PURPOSE: To analyze postoperative complications after laparoscopic radical cystectomy (LRC) and evaluate its risk factors in a large prospective cohort built by the ESUT across European centers involved in minimally invasive urology in the last decade. METHODS:Patients were prospectively enrolled, and data were retrospectively analyzed. Only oncologic cases were included. There were no formal contraindications for LRC: Also patients with locally advanced tumors (pT4a), serious comorbidities, and previous major abdominal surgery were enrolled. All procedures were performed via a standard laparoscopic approach, with no robotic assistance. Early and late postoperative complications were graded according to the modified Clavien-Dindo classification. Multivariate logistic regression was performed to explore possible risk factors for developing complications. RESULTS: A total of 548 patients were available for final analysis, of which 258 (47%) experienced early complications during the first 90 days after LRC. Infectious, gastrointestinal, and genitourinary were, respectively, the most frequent systems involved. Postoperative ileus occurred in 51/548 (9.3%) patients.

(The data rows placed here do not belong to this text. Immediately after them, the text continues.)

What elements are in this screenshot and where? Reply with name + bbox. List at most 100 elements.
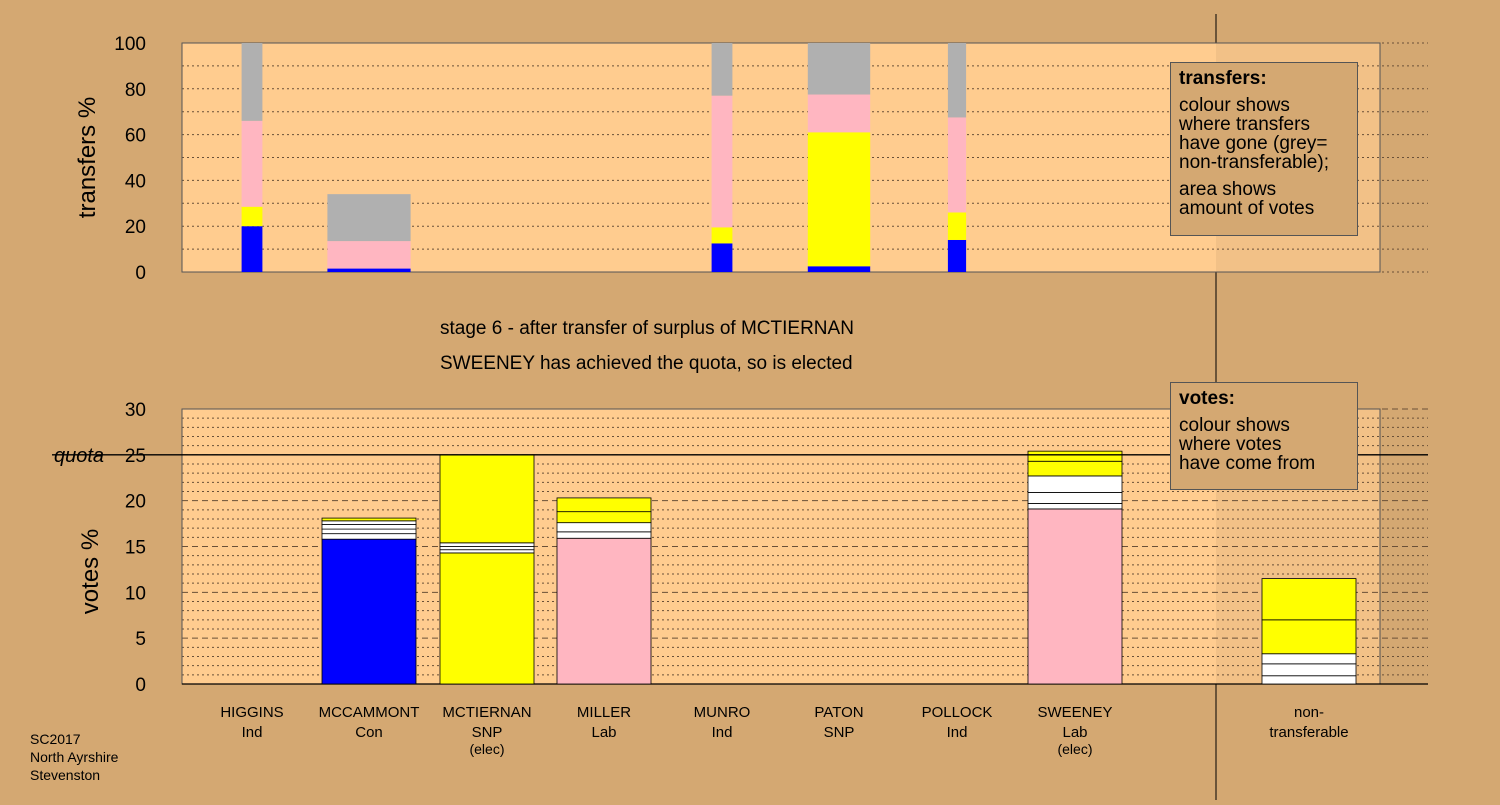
candidate-party-label: SNP: [472, 724, 503, 741]
candidate-status-label: (elec): [469, 741, 504, 757]
vote-segment-miller: [556, 497, 652, 513]
transfer-segment-munro: [711, 227, 733, 244]
transfer-segment-paton: [807, 43, 871, 95]
transfers-legend-line: amount of votes: [1179, 198, 1315, 219]
candidate-name-label: HIGGINS: [220, 704, 283, 721]
votes-y-tick-label: 10: [125, 583, 146, 604]
transfers-plot-frame: [181, 42, 1381, 273]
candidate-status-label: (elec): [1057, 741, 1092, 757]
vote-segment-mccammont: [321, 538, 417, 685]
result-caption: SWEENEY has achieved the quota, so is el…: [440, 353, 853, 374]
transfer-segment-higgins: [241, 120, 263, 207]
vote-segment-mctiernan: [439, 542, 535, 547]
stage-caption: stage 6 - after transfer of surplus of M…: [440, 318, 854, 339]
transfer-segment-pollock: [947, 239, 967, 272]
footer-line: North Ayrshire: [30, 749, 119, 765]
votes-y-tick-label: 20: [125, 492, 146, 513]
votes-legend-line: where votes: [1179, 434, 1282, 455]
transfers-y-tick-label: 60: [125, 126, 146, 147]
votes-y-tick-label: 15: [125, 538, 146, 559]
vote-segment-non: [1261, 675, 1357, 685]
vote-segment-mctiernan: [439, 454, 535, 544]
candidate-party-label: Ind: [242, 724, 263, 741]
vote-segment-sweeney: [1027, 460, 1123, 477]
quota-label: quota: [54, 445, 104, 467]
votes-y-tick-label: 5: [135, 629, 146, 650]
transfer-segment-munro: [711, 43, 733, 96]
transfers-y-tick-label: 20: [125, 217, 146, 238]
vote-segment-miller: [556, 511, 652, 524]
transfer-segment-pollock: [947, 117, 967, 213]
transfer-segment-pollock: [947, 43, 967, 118]
transfers-legend-box: transfers: colour shows where transfers …: [1170, 62, 1358, 236]
candidate-name-label: POLLOCK: [922, 704, 993, 721]
footer-line: Stevenston: [30, 767, 101, 783]
transfers-legend-line: area shows: [1179, 179, 1277, 200]
transfers-legend-text-2: area shows amount of votes: [1179, 180, 1349, 218]
candidate-name-label: MCCAMMONT: [319, 704, 420, 721]
transfer-segment-mccammont: [327, 241, 411, 269]
vote-segment-sweeney: [1027, 475, 1123, 493]
transfer-segment-munro: [711, 95, 733, 228]
transfer-segment-paton: [807, 94, 871, 133]
transfers-legend-line: where transfers: [1179, 114, 1310, 135]
footer-source: SC2017 North Ayrshire Stevenston: [30, 730, 118, 784]
transfer-segment-mccammont: [327, 194, 411, 242]
candidate-name-label: MCTIERNAN: [442, 704, 531, 721]
vote-segment-miller: [556, 531, 652, 539]
votes-legend-line: colour shows: [1179, 415, 1290, 436]
transfers-y-tick-label: 100: [114, 34, 146, 55]
candidate-party-label: Con: [355, 724, 383, 741]
vote-segment-non: [1261, 653, 1357, 665]
candidate-party-label: Ind: [947, 724, 968, 741]
candidate-name-label: MILLER: [577, 704, 631, 721]
footer-line: SC2017: [30, 731, 81, 747]
vote-segment-mctiernan: [439, 546, 535, 551]
vote-segment-non: [1261, 578, 1357, 621]
votes-legend-text: colour shows where votes have come from: [1179, 416, 1349, 473]
votes-legend-title: votes:: [1179, 388, 1235, 409]
vote-segment-mctiernan: [439, 552, 535, 685]
transfers-axis-label: transfers %: [74, 97, 101, 218]
vote-segment-mccammont: [321, 520, 417, 525]
vote-segment-sweeney: [1027, 492, 1123, 504]
votes-y-tick-label: 30: [125, 400, 146, 421]
transfers-legend-text-1: colour shows where transfers have gone (…: [1179, 96, 1349, 172]
vote-segment-miller: [556, 522, 652, 533]
transfers-y-tick-label: 0: [135, 263, 146, 284]
vote-segment-non: [1261, 619, 1357, 655]
candidate-name-label: SWEENEY: [1037, 704, 1112, 721]
vote-segment-sweeney: [1027, 450, 1123, 462]
candidate-party-label: SNP: [824, 724, 855, 741]
candidate-party-label: transferable: [1269, 724, 1348, 741]
transfer-segment-paton: [807, 266, 871, 272]
transfer-segment-higgins: [241, 43, 263, 121]
vote-segment-miller: [556, 537, 652, 685]
vote-segment-non: [1261, 663, 1357, 677]
transfers-y-tick-label: 80: [125, 80, 146, 101]
transfer-segment-mccammont: [327, 268, 411, 272]
votes-y-tick-label: 0: [135, 675, 146, 696]
vote-segment-mccammont: [321, 517, 417, 522]
candidate-party-label: Lab: [591, 724, 616, 741]
candidate-name-label: PATON: [814, 704, 863, 721]
transfers-legend-line: colour shows: [1179, 95, 1290, 116]
vote-segment-mccammont: [321, 533, 417, 540]
transfers-y-tick-label: 40: [125, 171, 146, 192]
votes-axis-label: votes %: [77, 529, 104, 614]
votes-legend-box: votes: colour shows where votes have com…: [1170, 382, 1358, 490]
vote-segment-sweeney: [1027, 508, 1123, 685]
vote-segment-sweeney: [1027, 503, 1123, 510]
vote-segment-mctiernan: [439, 549, 535, 554]
candidate-party-label: Ind: [712, 724, 733, 741]
candidate-party-label: Lab: [1062, 724, 1087, 741]
transfers-legend-line: non-transferable);: [1179, 152, 1329, 173]
transfer-segment-higgins: [241, 206, 263, 227]
transfer-segment-munro: [711, 243, 733, 272]
votes-y-tick-label: 25: [125, 446, 146, 467]
transfer-segment-higgins: [241, 226, 263, 272]
transfers-legend-line: have gone (grey=: [1179, 133, 1328, 154]
transfer-segment-pollock: [947, 212, 967, 240]
vote-segment-mccammont: [321, 528, 417, 535]
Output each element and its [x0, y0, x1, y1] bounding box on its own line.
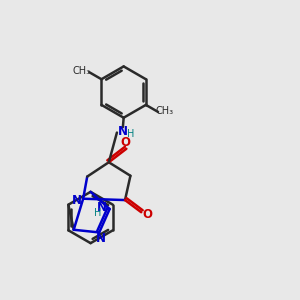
- Text: N: N: [118, 125, 128, 138]
- Text: O: O: [120, 136, 130, 149]
- Text: N: N: [96, 232, 106, 245]
- Text: N: N: [72, 194, 82, 207]
- Text: H: H: [127, 129, 134, 139]
- Text: O: O: [142, 208, 152, 221]
- Text: CH₃: CH₃: [73, 66, 91, 76]
- Text: H: H: [94, 208, 101, 218]
- Text: N: N: [97, 201, 107, 214]
- Text: CH₃: CH₃: [156, 106, 174, 116]
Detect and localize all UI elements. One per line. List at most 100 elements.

A total of 65/548 (12%) patients underwent surgical re-operation, and 10/548 (2%) patients died in the early postoperative period. Increased BMI (p = 0.024), blood loss (p = 0.021), and neoadjuvant treatment (p = 0.016) were significantly associated with a greater overall risk of experiencing complications on multivariate logistic regression. Long-term complications were documented in 64/548 (12%), and involved mainly stenosis of the uretero-ileal anastomosis or incisional hernias. CONCLUSIONS: In this multicenter, prospective, large database, LRC appears to be a safe but morbid procedure. Standardized complication reporting should be encouraged to evaluate objectively a surgical procedure and permit comparison across studies.